Administration Officials Downplay CIA-State Department Squabbling In Benghazi Emails
BRIAN BEUTLER MAY 15, 2013, 6:44 PM
At a briefing for reporters at the White House Wednesday, senior administration officials including a senior intelligence official sought to stamp out the last embers of controversy surrounding the inter- and intra-agency processes that yielded official, early talking points about the attacks on a U.S. facility in Benghazi, Libya.
Responding to pressure from reporters and Republicans on Capitol Hill, the administration released what they claim are all emails internal to, and between, relevant government agencies drawing up the talking points that Susan Rice used when appearing on Sunday talk shows a few days after the attacks that left four Americans, including U.S. Ambassador to Libya Christopher Stevens, dead. Those emails are characteristic of the laborious bureaucratic process required to finalize the talking points, but do reflect disagreements between senior officials in agencies outside the White House over what information the talking points should contain.
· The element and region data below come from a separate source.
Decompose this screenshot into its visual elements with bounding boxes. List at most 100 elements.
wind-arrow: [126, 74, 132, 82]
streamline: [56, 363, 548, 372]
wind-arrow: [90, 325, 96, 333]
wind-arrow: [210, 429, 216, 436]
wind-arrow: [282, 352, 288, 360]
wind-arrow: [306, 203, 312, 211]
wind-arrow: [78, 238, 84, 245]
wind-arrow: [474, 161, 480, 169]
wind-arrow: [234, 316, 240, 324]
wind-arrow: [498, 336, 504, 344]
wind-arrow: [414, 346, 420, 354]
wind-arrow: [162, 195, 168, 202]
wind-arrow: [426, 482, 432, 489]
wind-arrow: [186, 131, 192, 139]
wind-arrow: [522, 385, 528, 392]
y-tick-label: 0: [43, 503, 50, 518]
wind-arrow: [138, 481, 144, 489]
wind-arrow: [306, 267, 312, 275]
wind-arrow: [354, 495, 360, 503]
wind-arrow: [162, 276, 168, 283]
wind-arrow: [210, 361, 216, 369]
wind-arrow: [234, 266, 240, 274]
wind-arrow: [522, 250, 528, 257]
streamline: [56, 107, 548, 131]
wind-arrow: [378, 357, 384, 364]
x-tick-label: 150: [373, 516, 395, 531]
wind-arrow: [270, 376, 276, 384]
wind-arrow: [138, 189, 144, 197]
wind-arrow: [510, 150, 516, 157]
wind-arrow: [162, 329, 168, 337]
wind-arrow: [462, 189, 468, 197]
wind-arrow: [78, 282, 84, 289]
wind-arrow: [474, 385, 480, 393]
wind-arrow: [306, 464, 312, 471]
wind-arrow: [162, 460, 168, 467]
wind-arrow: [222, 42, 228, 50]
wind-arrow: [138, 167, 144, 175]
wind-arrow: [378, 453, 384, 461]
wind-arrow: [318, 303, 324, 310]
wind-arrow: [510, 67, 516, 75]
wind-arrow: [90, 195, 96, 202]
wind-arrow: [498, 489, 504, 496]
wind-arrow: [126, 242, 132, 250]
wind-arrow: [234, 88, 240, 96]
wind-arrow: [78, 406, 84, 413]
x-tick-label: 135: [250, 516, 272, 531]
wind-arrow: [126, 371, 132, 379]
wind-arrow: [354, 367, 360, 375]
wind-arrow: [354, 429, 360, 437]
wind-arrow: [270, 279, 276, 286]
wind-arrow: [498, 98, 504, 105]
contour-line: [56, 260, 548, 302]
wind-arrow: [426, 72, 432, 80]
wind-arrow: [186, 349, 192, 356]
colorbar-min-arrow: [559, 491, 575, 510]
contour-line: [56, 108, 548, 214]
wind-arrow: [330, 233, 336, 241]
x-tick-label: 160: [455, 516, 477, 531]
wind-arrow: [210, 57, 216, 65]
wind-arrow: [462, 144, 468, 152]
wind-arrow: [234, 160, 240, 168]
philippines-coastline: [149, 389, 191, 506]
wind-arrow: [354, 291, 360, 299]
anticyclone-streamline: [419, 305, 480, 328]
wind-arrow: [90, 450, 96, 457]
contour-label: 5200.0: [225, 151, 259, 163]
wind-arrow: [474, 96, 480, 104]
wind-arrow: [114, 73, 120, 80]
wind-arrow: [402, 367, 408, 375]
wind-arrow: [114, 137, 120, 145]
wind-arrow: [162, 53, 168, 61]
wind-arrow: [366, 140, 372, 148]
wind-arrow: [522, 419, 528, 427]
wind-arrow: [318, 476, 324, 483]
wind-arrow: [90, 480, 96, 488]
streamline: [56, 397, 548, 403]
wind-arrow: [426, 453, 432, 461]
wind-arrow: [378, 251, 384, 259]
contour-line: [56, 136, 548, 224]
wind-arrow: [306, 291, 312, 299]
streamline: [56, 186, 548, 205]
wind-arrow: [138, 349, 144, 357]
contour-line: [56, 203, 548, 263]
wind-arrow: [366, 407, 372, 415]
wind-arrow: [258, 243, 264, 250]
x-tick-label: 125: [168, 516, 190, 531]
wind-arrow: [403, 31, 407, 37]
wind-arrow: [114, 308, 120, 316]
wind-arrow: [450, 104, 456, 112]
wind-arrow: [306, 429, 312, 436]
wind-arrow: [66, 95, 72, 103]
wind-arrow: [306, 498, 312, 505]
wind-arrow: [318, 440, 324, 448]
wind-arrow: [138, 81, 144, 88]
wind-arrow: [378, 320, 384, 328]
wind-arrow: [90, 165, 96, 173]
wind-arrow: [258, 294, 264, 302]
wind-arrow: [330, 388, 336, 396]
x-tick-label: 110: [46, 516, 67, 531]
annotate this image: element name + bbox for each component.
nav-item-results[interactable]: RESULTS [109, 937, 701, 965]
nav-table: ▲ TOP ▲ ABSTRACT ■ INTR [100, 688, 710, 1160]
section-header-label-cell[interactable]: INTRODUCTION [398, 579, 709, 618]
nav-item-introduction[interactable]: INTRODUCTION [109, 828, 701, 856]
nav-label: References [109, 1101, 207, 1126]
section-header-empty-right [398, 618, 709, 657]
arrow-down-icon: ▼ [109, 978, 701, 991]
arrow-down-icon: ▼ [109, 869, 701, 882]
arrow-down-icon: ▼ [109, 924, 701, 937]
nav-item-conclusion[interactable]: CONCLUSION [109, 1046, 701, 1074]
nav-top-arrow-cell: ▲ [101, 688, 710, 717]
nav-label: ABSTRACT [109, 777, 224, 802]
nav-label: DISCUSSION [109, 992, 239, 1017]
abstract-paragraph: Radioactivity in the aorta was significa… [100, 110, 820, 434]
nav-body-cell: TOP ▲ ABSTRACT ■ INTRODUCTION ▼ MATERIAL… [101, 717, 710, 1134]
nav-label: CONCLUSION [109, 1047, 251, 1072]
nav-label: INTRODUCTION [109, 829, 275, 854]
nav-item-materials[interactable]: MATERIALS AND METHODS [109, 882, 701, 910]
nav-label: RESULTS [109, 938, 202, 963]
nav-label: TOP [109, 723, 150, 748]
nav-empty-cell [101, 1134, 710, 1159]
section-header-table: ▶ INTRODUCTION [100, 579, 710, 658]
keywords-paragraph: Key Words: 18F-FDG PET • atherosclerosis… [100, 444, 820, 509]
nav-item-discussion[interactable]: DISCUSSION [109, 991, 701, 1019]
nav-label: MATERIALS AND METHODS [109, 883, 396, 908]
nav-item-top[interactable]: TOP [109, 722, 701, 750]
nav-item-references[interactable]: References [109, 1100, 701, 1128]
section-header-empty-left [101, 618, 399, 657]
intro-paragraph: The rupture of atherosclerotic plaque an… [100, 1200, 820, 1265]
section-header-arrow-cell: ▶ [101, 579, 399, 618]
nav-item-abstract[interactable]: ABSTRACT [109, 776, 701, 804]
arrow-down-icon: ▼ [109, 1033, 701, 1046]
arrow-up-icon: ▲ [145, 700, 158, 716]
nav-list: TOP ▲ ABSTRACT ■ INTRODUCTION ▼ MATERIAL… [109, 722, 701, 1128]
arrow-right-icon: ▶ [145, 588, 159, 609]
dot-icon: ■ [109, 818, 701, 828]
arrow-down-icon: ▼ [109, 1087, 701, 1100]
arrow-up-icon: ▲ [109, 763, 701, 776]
The emails vindicate the administrations claim that White House officials did not partake in defensive wrangling over the framing or content of the talking points. But they do confirm that the State Department and CIA were at odds, at least for a time, over how comprehensive the talking points should be.
That squabbling which appear to reflect at least in part the two agencies desires to insulate themselves from blame for the attacks is the only remaining aspect of the controversy, perpetuated by Republicans and conservatives, over the administrations private deliberations and public communications in the days after the attack.